Di jalan, Lisa banyak menatap keluar jendela. Melihat gedung-gedung yang berjejer di deretan sepanjang jalan, tak lupa dengan kendaraan pribadi yang memadati jalan raya.
Menghabiskan waktu dua puluh lima menit dari hotel menuju rumahnya. Sekarang dia sudah berada di depan rumahnya tepat. Ia mengitari netranya ke seluruh penjuru rumah itu. Ada sedikit berbeda. Dia tahu ada yang lain dari rumah ini. Kemarin dia pastikan tidak ada siapa-siapa di rumah ini. Tak mengapa, dia sudah terbiasa dengan hal itu. Tak mungkin rumah ini berhantu.

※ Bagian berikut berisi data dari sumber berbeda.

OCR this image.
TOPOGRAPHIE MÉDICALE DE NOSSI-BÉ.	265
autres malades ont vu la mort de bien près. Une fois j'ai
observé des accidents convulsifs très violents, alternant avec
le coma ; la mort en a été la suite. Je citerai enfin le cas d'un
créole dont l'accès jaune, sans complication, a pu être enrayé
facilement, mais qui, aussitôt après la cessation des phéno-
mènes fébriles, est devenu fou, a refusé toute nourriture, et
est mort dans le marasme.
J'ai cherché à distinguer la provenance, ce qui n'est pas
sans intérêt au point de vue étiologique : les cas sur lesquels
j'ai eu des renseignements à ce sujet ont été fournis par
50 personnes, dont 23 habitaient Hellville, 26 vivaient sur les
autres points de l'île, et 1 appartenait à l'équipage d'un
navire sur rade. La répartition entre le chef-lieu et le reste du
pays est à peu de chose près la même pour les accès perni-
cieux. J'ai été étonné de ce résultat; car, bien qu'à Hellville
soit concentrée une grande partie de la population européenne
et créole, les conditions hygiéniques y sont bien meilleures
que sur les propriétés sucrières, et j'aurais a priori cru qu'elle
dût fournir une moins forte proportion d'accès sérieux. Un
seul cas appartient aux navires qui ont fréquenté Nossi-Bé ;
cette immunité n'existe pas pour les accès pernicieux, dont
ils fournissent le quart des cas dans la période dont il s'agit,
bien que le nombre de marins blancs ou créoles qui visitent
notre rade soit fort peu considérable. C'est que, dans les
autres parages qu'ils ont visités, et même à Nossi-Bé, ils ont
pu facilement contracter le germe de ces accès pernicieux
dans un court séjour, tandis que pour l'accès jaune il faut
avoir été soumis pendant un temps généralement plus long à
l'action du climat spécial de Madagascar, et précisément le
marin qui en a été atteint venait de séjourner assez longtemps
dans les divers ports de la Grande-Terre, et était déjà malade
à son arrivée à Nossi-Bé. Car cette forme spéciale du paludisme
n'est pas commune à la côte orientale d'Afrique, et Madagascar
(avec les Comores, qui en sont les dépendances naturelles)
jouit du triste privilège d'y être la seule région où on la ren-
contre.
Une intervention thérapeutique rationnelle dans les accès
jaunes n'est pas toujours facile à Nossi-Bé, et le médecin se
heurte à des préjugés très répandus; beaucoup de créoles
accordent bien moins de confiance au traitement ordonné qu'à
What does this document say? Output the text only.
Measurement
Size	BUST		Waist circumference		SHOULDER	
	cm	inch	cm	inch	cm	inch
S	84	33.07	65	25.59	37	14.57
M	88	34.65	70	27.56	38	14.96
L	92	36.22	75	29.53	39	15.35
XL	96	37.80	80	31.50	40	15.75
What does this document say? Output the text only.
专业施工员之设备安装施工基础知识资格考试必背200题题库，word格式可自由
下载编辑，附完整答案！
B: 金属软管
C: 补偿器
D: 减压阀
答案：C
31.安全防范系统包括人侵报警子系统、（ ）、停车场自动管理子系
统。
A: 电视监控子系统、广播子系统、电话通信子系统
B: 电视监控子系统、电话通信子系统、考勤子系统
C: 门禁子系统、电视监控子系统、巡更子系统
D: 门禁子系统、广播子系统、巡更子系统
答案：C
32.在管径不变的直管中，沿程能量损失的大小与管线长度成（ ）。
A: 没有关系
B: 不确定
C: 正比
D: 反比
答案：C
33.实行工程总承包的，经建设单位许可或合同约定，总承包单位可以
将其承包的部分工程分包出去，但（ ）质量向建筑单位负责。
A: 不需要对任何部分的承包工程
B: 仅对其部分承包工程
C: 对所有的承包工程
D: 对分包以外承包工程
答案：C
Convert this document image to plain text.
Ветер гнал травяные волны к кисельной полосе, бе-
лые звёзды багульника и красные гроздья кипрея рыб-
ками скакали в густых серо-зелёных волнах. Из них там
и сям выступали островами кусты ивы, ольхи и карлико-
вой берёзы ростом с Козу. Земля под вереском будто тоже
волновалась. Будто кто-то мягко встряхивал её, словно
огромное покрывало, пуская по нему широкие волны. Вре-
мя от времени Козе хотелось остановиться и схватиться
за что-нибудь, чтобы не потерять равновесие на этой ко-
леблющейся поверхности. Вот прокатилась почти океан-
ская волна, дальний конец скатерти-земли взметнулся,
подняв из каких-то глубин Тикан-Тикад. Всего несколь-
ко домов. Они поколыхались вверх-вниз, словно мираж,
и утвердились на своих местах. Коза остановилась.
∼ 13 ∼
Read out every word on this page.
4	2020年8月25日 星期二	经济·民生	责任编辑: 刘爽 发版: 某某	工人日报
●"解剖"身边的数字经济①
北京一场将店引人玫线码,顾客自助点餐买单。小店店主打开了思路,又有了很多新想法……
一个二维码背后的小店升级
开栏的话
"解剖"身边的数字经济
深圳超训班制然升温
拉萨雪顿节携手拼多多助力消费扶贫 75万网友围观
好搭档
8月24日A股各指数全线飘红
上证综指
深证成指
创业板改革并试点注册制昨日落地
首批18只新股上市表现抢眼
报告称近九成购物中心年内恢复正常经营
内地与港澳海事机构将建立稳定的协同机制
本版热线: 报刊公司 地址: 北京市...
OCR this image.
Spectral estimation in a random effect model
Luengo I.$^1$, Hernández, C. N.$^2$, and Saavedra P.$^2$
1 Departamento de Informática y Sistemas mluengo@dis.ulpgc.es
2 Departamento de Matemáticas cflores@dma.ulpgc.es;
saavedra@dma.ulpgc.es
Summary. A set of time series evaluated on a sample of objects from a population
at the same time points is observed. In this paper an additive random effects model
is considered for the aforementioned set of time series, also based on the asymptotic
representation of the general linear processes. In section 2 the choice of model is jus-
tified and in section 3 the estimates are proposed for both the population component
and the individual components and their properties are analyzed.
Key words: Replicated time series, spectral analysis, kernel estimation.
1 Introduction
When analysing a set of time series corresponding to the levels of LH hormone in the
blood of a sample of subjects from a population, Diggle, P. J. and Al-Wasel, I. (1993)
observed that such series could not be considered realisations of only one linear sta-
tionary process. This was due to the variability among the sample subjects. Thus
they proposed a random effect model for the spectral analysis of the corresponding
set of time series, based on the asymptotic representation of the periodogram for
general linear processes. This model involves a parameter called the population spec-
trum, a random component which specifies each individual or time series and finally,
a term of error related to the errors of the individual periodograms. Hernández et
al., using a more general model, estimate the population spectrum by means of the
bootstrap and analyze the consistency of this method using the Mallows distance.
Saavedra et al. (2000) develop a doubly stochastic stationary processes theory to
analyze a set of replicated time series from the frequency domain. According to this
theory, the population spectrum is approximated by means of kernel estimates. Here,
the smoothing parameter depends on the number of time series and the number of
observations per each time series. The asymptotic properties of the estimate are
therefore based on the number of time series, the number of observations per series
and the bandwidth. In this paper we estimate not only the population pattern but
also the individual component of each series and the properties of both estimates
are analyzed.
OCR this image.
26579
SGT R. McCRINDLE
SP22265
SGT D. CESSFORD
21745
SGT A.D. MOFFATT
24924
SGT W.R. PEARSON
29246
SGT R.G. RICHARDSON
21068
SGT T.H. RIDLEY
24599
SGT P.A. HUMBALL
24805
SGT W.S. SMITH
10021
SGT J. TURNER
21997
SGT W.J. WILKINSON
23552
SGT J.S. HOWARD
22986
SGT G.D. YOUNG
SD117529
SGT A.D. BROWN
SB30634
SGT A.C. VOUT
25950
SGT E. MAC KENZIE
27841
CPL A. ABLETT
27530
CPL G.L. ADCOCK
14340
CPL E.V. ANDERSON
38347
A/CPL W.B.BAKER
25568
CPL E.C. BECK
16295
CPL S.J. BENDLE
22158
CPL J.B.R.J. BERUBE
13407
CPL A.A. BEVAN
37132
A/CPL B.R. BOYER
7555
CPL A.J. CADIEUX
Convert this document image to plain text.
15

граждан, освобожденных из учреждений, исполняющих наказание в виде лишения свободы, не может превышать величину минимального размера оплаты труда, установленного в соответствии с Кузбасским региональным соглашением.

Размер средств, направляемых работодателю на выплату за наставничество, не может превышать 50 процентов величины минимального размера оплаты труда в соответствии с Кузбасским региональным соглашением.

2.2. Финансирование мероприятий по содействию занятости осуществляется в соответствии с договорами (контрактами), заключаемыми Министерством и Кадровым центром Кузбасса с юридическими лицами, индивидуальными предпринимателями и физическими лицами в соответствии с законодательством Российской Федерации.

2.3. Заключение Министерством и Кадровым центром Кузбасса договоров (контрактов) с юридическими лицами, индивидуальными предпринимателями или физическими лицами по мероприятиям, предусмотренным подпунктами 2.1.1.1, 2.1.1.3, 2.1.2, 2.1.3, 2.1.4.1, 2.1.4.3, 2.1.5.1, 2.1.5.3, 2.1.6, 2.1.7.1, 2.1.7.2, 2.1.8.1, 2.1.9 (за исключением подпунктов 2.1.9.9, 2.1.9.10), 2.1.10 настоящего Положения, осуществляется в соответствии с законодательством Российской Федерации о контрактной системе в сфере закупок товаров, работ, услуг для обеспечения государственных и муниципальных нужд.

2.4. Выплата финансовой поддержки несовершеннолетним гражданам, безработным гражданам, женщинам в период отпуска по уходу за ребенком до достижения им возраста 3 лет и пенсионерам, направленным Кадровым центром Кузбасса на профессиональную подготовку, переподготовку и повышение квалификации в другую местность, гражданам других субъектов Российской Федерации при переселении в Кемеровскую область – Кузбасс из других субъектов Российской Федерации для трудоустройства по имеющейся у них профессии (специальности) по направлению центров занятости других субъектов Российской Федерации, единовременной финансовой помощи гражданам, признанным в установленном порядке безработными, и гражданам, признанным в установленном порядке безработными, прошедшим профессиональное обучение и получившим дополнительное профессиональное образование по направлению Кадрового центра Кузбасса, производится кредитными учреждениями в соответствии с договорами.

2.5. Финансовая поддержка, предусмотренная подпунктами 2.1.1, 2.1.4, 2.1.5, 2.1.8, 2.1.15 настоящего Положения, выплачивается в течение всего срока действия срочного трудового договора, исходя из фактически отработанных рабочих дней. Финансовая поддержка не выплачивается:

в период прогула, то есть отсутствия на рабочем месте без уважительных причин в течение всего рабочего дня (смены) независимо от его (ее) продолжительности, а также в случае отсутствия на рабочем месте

Melangkahkan kaki menuju pintu utama, lalu membuka kunci pintu itu. Dia menggerek kopernya sampai ke kamar atas. Dia pun merebahkan diri di atas ranjang setelah menyadari bahwa tubuhnya kelelahan. Dia masih berpikir apakah keputusan dirinya pindah ke kota baru, tempat baru, tanpa relasi ini akan berhasil membuat dirinya kembali seperti sedia kala? Lisa pejamkan matanya beberapa saat, dan tak terasa matanya pun menutup perlahan.
Tring ....
Tring ....
Dering ponsel sedari tadi berbunyi, memekakkan telinga yang masih sayup-sayup mendengar akan nada dering yang menguar. Siapakah gerangan yang menelepon dirinya? Apakah Direktur Choi? Sungguh menganggu istirahatnya.
Lisa perlahan menggerakkan tangannya, meraba-raba nakas lalu mencari keberadaan ponselnya. Tidak ada. Dan dia meraba saku jeans nya. Dilihatnya layar itu dengan mata yang masih sayup-sayup terbuka.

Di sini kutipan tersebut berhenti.